Catarsis

Autora: Yasmid Guzmán Ayala

El espejo reflejaba un rostro enrojecido, inflamado, purulento producto de un acné quístico y doloroso padecido desde los primeros años de pubertad. Todo dolía, dolía sonreír, hablar, lavarse la cara, y lo que más dolía era mirarse en el espejo; ya Ricardo había procurado un sinnúmero de remedios caseros que consistían en infusiones, vaporizaciones, cocimientos, emplastos, tónicos, jabones azufrados y visita a balnearios de aguas termales.

Durante cuarenta y cinco días practicó un ritual que consistía en lavarse el rostro tres veces al día en una mezcla de agua, sal marina y jugo de limón.
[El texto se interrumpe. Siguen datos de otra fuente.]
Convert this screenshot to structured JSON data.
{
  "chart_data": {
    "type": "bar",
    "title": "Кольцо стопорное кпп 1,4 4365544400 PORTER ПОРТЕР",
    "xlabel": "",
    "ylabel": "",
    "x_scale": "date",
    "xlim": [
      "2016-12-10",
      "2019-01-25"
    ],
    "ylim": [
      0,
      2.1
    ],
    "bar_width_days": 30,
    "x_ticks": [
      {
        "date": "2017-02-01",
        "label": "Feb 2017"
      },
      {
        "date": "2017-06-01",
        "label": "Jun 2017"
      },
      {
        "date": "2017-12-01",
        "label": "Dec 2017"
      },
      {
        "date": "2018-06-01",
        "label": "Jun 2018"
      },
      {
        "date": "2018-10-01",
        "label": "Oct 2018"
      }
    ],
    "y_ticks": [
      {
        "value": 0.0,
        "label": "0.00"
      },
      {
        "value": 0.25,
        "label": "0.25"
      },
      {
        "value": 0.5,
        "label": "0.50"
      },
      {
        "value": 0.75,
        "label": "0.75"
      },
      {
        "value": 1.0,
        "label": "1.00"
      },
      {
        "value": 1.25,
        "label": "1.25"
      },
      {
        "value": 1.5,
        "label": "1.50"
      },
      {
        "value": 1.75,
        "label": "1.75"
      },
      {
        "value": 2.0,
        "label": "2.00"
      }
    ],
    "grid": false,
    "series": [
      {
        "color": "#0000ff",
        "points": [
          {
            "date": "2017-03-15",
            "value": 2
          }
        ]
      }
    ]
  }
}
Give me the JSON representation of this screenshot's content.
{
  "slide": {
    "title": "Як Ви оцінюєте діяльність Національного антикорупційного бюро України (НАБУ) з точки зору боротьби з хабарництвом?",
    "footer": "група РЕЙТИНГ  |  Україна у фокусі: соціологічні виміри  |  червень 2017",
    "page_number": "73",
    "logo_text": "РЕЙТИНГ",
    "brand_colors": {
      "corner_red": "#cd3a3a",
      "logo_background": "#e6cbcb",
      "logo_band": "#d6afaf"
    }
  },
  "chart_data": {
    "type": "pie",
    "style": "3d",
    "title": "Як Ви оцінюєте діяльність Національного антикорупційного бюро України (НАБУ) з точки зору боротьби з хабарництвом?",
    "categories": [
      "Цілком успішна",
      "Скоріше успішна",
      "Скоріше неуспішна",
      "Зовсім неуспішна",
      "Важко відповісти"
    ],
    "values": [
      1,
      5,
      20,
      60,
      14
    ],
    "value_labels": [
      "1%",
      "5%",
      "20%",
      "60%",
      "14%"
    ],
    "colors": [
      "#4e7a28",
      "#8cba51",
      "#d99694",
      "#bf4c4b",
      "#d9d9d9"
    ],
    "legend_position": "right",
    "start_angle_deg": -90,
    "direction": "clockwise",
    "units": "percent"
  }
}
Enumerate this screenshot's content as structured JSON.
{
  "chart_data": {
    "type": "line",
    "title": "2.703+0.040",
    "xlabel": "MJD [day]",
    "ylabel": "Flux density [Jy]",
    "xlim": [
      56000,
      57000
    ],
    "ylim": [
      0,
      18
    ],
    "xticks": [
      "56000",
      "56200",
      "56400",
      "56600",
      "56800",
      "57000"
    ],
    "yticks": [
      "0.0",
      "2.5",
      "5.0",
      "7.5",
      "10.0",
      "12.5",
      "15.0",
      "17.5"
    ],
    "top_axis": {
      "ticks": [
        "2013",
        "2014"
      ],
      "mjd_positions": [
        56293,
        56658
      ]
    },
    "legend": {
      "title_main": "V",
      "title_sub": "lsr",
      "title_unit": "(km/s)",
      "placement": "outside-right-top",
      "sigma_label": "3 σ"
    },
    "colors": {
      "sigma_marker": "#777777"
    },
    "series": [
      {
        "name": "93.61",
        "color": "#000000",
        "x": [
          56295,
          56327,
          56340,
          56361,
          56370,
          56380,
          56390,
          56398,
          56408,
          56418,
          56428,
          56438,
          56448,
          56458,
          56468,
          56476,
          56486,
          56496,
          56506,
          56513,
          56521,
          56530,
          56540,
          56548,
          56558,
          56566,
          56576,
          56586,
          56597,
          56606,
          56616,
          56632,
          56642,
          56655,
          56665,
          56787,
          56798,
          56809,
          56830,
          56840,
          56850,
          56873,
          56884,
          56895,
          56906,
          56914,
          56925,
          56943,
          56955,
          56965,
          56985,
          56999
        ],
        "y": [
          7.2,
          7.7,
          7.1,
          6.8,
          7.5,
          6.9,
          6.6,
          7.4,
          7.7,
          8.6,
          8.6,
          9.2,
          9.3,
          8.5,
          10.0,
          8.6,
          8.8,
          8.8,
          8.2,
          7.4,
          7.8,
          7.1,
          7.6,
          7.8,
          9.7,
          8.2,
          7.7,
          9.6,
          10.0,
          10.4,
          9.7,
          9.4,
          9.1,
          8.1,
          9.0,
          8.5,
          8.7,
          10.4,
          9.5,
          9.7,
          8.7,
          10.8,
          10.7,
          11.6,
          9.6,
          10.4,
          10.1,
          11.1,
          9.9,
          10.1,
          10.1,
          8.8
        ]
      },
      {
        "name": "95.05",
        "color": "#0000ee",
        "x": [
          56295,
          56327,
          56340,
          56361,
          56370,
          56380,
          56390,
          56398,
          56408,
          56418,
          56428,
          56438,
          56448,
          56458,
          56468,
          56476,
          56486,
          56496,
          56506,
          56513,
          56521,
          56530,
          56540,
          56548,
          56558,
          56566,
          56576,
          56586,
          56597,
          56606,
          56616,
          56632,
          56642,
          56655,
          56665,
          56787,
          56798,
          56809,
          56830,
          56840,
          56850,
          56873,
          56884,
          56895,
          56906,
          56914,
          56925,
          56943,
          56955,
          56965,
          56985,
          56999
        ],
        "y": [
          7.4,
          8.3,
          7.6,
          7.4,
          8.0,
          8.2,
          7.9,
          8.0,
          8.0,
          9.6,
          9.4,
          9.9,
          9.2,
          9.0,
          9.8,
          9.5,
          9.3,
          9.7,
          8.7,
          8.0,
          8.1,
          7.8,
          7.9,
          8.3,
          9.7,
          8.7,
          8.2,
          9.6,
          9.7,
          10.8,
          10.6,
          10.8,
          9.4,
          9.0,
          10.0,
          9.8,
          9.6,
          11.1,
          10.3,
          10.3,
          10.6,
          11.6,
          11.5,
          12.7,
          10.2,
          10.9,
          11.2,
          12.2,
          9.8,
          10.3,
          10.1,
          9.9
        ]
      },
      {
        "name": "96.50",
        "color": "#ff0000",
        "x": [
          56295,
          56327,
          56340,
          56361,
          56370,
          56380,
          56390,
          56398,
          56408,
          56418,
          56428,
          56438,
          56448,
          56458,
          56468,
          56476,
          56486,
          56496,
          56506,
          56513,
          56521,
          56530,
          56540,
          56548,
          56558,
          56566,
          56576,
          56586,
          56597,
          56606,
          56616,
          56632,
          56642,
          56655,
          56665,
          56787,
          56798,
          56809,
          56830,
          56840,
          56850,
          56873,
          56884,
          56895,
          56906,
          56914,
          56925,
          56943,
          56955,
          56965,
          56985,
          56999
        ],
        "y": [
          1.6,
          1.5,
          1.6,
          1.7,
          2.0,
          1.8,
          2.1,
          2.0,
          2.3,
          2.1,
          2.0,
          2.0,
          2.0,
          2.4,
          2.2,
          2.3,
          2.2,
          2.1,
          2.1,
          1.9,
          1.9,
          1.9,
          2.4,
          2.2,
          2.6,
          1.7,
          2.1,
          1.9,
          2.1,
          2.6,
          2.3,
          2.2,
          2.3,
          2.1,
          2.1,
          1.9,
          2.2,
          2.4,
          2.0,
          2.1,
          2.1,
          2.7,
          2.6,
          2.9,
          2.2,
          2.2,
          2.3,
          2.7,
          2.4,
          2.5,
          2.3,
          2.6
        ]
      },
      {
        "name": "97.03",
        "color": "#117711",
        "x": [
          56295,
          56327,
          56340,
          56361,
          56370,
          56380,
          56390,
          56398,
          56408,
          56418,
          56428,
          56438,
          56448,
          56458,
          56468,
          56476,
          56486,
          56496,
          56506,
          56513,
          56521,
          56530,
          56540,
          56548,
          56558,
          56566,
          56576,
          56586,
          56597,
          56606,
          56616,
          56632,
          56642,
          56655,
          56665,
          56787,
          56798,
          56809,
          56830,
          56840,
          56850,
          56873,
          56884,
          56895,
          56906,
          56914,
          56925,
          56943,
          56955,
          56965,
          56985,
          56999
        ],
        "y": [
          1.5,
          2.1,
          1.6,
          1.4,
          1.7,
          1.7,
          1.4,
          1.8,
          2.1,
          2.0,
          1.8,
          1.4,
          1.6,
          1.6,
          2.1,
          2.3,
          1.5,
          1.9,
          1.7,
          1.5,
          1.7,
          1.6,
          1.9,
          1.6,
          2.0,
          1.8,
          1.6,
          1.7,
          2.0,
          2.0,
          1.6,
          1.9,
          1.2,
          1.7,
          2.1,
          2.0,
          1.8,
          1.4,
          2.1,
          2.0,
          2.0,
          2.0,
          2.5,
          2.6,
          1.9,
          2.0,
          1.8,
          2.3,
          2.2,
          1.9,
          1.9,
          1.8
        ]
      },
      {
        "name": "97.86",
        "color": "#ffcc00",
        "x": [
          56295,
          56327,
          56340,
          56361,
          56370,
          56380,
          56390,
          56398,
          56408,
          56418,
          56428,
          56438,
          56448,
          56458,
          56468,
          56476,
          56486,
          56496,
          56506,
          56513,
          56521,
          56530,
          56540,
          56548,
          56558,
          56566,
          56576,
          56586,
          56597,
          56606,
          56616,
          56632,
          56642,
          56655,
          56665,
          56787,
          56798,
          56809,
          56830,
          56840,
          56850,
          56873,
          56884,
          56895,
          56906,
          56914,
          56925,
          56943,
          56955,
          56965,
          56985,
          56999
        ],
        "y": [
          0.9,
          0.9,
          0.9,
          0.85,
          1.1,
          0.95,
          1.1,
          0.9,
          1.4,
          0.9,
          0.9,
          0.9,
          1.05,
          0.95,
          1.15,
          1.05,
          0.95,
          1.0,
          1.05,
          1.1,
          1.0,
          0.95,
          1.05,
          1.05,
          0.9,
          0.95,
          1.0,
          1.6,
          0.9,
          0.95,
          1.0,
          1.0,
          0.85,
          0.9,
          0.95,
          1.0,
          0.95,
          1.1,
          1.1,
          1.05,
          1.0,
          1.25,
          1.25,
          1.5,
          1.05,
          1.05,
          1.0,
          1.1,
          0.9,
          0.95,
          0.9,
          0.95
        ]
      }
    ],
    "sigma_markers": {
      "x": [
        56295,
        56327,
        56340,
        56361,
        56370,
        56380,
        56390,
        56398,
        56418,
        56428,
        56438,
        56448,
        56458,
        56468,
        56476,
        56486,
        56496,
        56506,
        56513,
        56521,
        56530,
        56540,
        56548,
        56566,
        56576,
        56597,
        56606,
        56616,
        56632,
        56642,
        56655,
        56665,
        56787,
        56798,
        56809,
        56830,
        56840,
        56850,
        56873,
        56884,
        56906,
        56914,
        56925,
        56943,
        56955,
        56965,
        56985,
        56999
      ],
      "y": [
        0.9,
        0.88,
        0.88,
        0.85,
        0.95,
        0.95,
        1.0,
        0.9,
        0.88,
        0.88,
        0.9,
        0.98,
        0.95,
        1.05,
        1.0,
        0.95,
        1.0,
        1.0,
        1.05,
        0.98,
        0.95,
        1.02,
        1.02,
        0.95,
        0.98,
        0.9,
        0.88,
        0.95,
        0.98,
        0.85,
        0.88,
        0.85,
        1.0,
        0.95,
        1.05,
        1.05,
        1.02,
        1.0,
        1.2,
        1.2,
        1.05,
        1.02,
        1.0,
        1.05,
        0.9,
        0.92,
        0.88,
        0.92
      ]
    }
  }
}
El dolor era lacerante y los resultados, nulos. También intentó con un cocimiento de tres limones partidos en cruz, hervidos en un litro de agua durante dos horas. Bebía esta solución agria y repugnante que le provocaba una acidez tan agresiva que no podía disfrutar la comida. Cuando los remedios fallaron, acudió a la farmacia, el farmaceuta sin prestarle demasiada atención, le recetó un tónico y un jabón a base de té verde, junto a la recomendación de beber ocho vasos de agua tibia con limón al día.

Lo último fue la visita a un dermatólogo. El tratamiento agresivo y costoso, amenazaba con dañar su hígado. Apenas experimentó una leve mejoría que se esfumó en cuestión de meses. Sin resultados, Ricardo caía en arrebatos de cólera que desahogaba frente al espejo oprimiendo con fuerza las pústulas con una toalla. No explotaban; no tenían salida. Su rostro se hinchaba aún más y quedaba marcado con sangre, uñas y frustración. Sabía que esto empeoraba su condición, pero no podía evitarlo. Lloraba, sollozaba, se acurrucaba en un rincón como buscando expiar un pecado.

Días de encierro le seguían, cubriendo todos los espejos del apartamento que compartía con su madre. A ella la culpaba por su padecimiento; una combinación monstruosa de psoriasis pustulosa y acné quístico, herencia de malos generes. La culpaba de entregarse al placer sin considerar los antecedes genéticos del padre. Creía que la procreación debía ser un acto cociente, ético, una garantía de salud física, mental y emocional. Si la humanidad hubiese considerado esto, ¿de cuantos monstruos, psicópatas y locos se habría librado?

Para Ricardo, el intelecto humano, era vencido siempre, por los bajos instintos. La inteligencia se postraba ante la lujuria, y la carne mandaba más que la razón.

En medio de su circunspección pasaba horas estériles rodeadas de vaguedades, pensamientos oscuros, frustración. Un día observó a su madre peinándose su larga y blanca cabellera, frente al espejo. Dio un puñetazo a la pared y abalanzo sobre el espejo para cubrirlo con un paño. Gritó, insultó, culpó a la anciana de su miseria. Ella lloraba, él no se detenía. El odia se apoderaba de él cada vez que la veía.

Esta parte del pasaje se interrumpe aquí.